‘Driver: San Francisco’ is a Game Without Stakes

Driver: San Francisco has a story that shouldn’t work. It shouldn’t be interesting. It shouldn’t be compelling. It shouldn’t be as intriguing as it is. It should be boring. That’s because the game sets up a world in which our actions don’t matter.

The game takes place in the mind of John Tanner. While chasing Jericho, an escaped convict, he gets in a car accident that leaves him comatose. As he lies in the hospital, a nearby television reports the news, and that information seeps into his mind where we get to play as a kind of ghost-detective-driver. Tanner then tries to solve game’s big crime mystery, but there’s no escaping the fact that nothing he does really matters. He uses his ghost power to jump into the bodies of various citizens, helping them with their car related problems, but these people don’t actually exist. Nothing exists. Driver is a story without stakes, yet it still works.

It works because it’s a video game, which means there’s an extra layer of narrative on top of the basic plot. There’s the player’s story, the emergent story we create when we interact with the systems of the game, and Driver uses a very structured system of interaction that naturally lends itself to exciting stories: racing.

On a plot level, these races also have no real stakes, but on a gameplay level, my progress is at stake. If I win, I get to continue to the next challenge. If I lose, I remain stuck at this point in the game. They’re simple stakes, but they’re also extremely personal, which makes them worth fighting over and worth worrying over. As I progress further and the challenges become harder, the stakes therefore become higher. It’s this challenge that pushes me through the game, not the plot. I play because I want to test my skills against tougher and tougher challenges. The plot is just a tangential thing, as it is in many games, but unlike many games, Driver recognizes this fact and crafts a plot that works within that minor tangential role rather than against that role.

This drive in me only exists because of the driving physics. As Eric Swain describes in one of his many articles about this game, “Despite taking place in the modern day, Driver’s style is all 70s. It’s basically Starsky and Hutch the video game” (“It’s all in the presentation: Why I let Driver: San Francisco get away with poor driving”, Nightmare Mode, 12 January 2012). Which is to say, the cars slip and spin a lot. Taking a corner well means applying the brakes and swerving at just the right moment. It’s tricky at first, but that just means that there’s a genuine learning curve in Driver, and it’s this learning curve that gives the narrative more depth.

While the plot is irrelevant, the character arc of Tanner matters a great deal. To paraphrase Swain, each new area and challenge that we unlock reflects Tanner’s growing acceptance of his situation. Street races and car chases are his ways of making sense of this world. Therefore his character arc mirrors our own skill progression. As we come to better understand the driving physics, Tanner comes to better understand his situation. We’re both learning about this world in our own way, and while our motivations for continuing stem from very different origins, the results are the same. We keep driving, we keep helping people, and just when we become comfortable, the game expands its scope to challenge us some more. The coma conceit means that there’s very little at stake plot-wise, but the game allows us to tangibly experience one man’s self-actualization by mirroring his arc to our own experience of the gameplay.

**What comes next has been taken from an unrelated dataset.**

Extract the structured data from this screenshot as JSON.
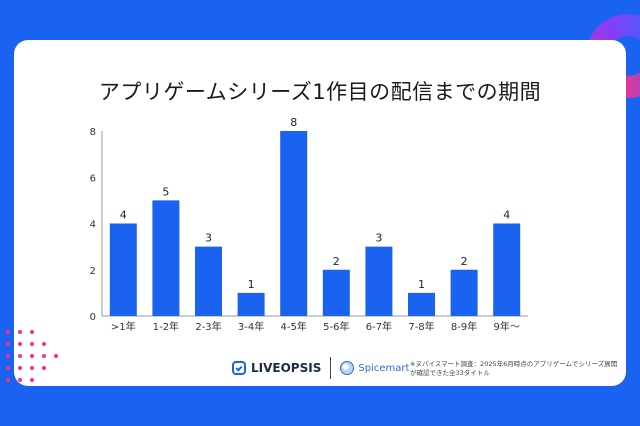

All this is not to say that the plot is worthless, but rather that the plot knows how to not interfere with the general gameplay. Context for our actions does matter a great deal, a fact that Driver exemplifies during the final mission. When Tanner wakes up and begins the final chase in the real world, the chase achieves an intensity that’s only possible thanks to the long build up beforehand. Now, for the first time in the game, the stakes are real. This simple knowledge makes the final chase more dramatic even though its spectacle is actually a step down from the car-chucking coma-climax. That mission concerns important game stakes, introducing a new mechanic and forcing the player to master it within a short span of time. The final car chase is the only time that we encounter narrative stakes, when the character is actually in danger. Tanner may fail several times at a race, but that happens within the context of a coma. However, the integrity of his real world isn’t diminished by the typical game-like suspensions of disbelief. When Tanner plays chicken with Jericho at the very end, I’m on the edge of my seat because I know this is real, and part of me is unsure what will happen if I fail.

Writing for a game is tricky since the player can always find ways of undercutting the pace and dramatic tension. Driver finds a perfect balance, using gameplay to make the character’s arc more tangible, while crafting a plot that allows us to be as reckless as we want with no repercussions to the narrative.